После происшествия с моей болезнью Марина перестала со мной разговаривать вовсе. Но после болезни и во мне что-то изменилось. Например, я обрел необыкновенно нужный мне навык, который остался со мной на всю жизнь: когда Марина шпыняла меня, когда соседки причитающими голосами жалостные фразы кидали мне в спину, когда старшие мальчишки дразнили меня и пуляли в меня из рогатки, уши мои будто бы залеплялись куском ваты, и мир погружался в глухоту. В глазах становилось светло, и на этом белом фоне подергивались замысловатых форм пятна, очертания предметов и силуэты людей медленно двигались, все больше расплывались, время замедлялось, я слышал стук собственного сердца и движение крови по венам. Быстро вывести из этого состояния меня мог только резкий звук, стук или хлопок, или же оно проходило само, постепенно и бережно возвращая меня в реальность. Сначала я пугался, но потом понял, что это мне во благо и иногда с радостью воспринимал бегущие по спине и плечам мурашки — предвестников мягкого наркоза, который дарил мне мой организм. Во время такого кратковременного отключения я мог совершать какие-то действия, не думая о них, например, если в это время Марина ругала меня, а я писал в тетради, то я продолжал писать, но обводя одну и ту же букву.

Впоследствии, уже во взрослой жизни, это состояние погруженности в себя находило на меня все реже, но бывало так, что уже просто сильное воспоминание или впечатление вталкивало меня в мягкий вакуум, где, как сумасшедший в обитой матрацами палате, я покорно качался посредине, с блаженной улыбкой на лице.

Все чаще в разговорах с редкими своими подругами Марина говорила о переезде в Москву, и все чаще звучало слово, от которого жалось мое сердце: «детдом». Со мной обращение у нее свелось к следующему: приходя в нужный час на кухню, я находил там еду, иногда мелкие деньги, редко — новые носки или белье.
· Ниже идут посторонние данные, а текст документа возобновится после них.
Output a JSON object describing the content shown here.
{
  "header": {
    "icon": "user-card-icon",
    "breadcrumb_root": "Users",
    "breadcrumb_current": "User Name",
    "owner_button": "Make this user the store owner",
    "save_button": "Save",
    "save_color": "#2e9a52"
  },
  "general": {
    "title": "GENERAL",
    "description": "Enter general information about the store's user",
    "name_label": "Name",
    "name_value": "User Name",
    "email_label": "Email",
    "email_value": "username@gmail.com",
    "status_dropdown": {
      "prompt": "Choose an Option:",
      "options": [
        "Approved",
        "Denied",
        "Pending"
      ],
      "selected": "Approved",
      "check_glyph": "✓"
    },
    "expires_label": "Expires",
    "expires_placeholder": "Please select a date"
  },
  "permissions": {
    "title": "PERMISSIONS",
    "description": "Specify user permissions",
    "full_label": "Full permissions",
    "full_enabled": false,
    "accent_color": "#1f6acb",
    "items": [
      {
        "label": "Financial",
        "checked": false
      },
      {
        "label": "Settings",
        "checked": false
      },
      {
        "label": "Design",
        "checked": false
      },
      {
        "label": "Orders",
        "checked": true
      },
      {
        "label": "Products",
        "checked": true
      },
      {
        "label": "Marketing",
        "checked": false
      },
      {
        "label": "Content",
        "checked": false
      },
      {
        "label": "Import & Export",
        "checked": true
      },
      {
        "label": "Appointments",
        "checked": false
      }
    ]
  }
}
Однажды, найдя новые трусики, я заплакал от жалости к себе, но и к Марине: ведь, думал я, она не была с рождения злым, плохим человеком, просто разрушилась ее мечта, уходила ее красота и молодость, а она осталась без мужа, без работы, с чужим ребенком на руках, ведь детей не обязательно любят, особенно чужих, вот это я уже понимал.

Я точно знал: у каждой женщины есть мечта. И мечты всех женщин похожи. У мужчин мечты есть тоже, но они другие. Они мечтают о джунглях и горах, о льдах Арктики и сахарных пустынях, о неведомых морях-океанах с китами и медузами. Я тоже мечтал о них. Садился на сундук, открывал атлас и думал: остров Пасхи. Кот Д’Ивуар. Филлллипины. Кабо-Верде. Ку-ри-лы. Австралия и Океания. Мечтал.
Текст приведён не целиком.